The first slide is from the front cover of a recent edition of Veterinary Dermatology and you are invited to state the breed of dog –all is revealed at the end. The content of this veterinary webinar concentrates heavily on the diagnostic approach, but there are many clinical photos of dogs in varying states of alopecia throughout. As each condition is shown Rosario discusses relevant diagnostic points and briefly treatment.
The Diagnostic Approach comprises:
- Signalment –breed colour age and sex
- History-emphasising asking the correct questions
- General physical examination
- Dermatological examination
-Pattern of Alopecia (focal or multifocal/symmetrical or diffuse)
-Location of Alopecia
-Examination of the skin and the coat
-Algorithm of Alopecia
For each of the above headings, after general advice, clinical photos follow-nine just on signalment. In all there are around twenty-five alopecic conditions mentioned and illustrated. This is testament to Rosario’s particular research interest in alopecia over many years. Among others there are good illustrations of cyclic flank alopecia, hypothyroidism, follicular dysplasias, Sertoli cell tumours, dermatophytosis, alopecia X, Cushing’s disease, colour dilution alopecia, and sebaceous adenitis. There are also some cases of iatrogenic disease, due mainly to steroids, with an amazing case in a dog coming into contact with his owner’s postmenopausal oestrogen cream. Only a very good history would have led to that diagnosis!

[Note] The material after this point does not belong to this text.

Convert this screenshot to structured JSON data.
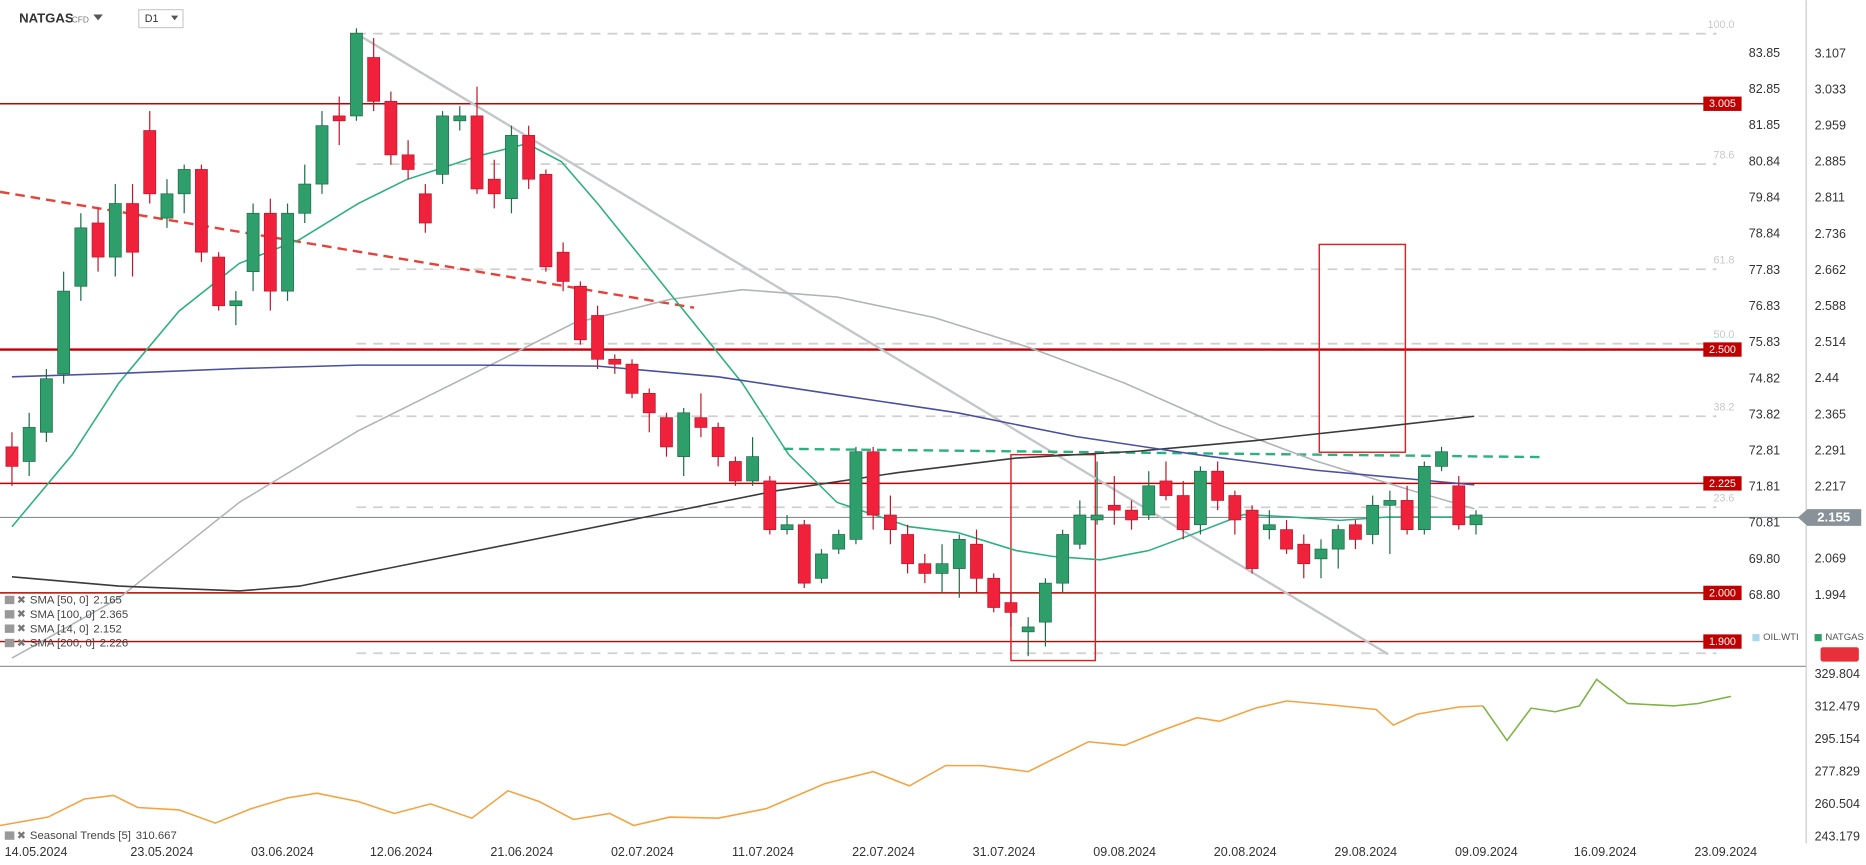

A simple algorithm guides you through the various categories of alopecia, which should help with the diagnostic approach outlined above. Rosario lists the diagnostic tests-skin scrapings, fungal culture, skin biopsy and cytology for example, but chooses to emphasise just one-the trichogram. We are shown hairs in anagen and telogen, chewed hairs, and the use of trichograms in diagnosing colour dilution alopecia and black hair follicular dysplasia.
There is a section on mistakes to avoid including iatrogenic causes of alopecia as mentioned above. Apart from the oestrogen case there are some missed dermatophytosis cases, long term use of hydrocortisone aceponate, topical ocular steroids causing periorbital alopecia, alopecia following epidural anaesthesia, scarring alopecia following heating pad burn and post clipping alopecia in Nordic breeds.
The main thrust of this excellent webinar is to help colleagues follow a diagnostic path, which will in most cases lead to an accurate diagnosis, and crucially avoid expensive unnecessary tests. The webinar ends with two cases that illustrate this point. Both dogs had been investigated comprehensively and hundreds of pounds spent before referral, without a clear diagnosis and therefore a resolution of the problem. Having watched this webinar I am sure you will be able to diagnose these cases. And if you identified the dog breed on the cover of Veterinary Dermatology hats off to you!
This is a very pictorial webinar that will be helpful to first opinion colleagues with an interest in dermatology and will hopefully inspire many more to join them.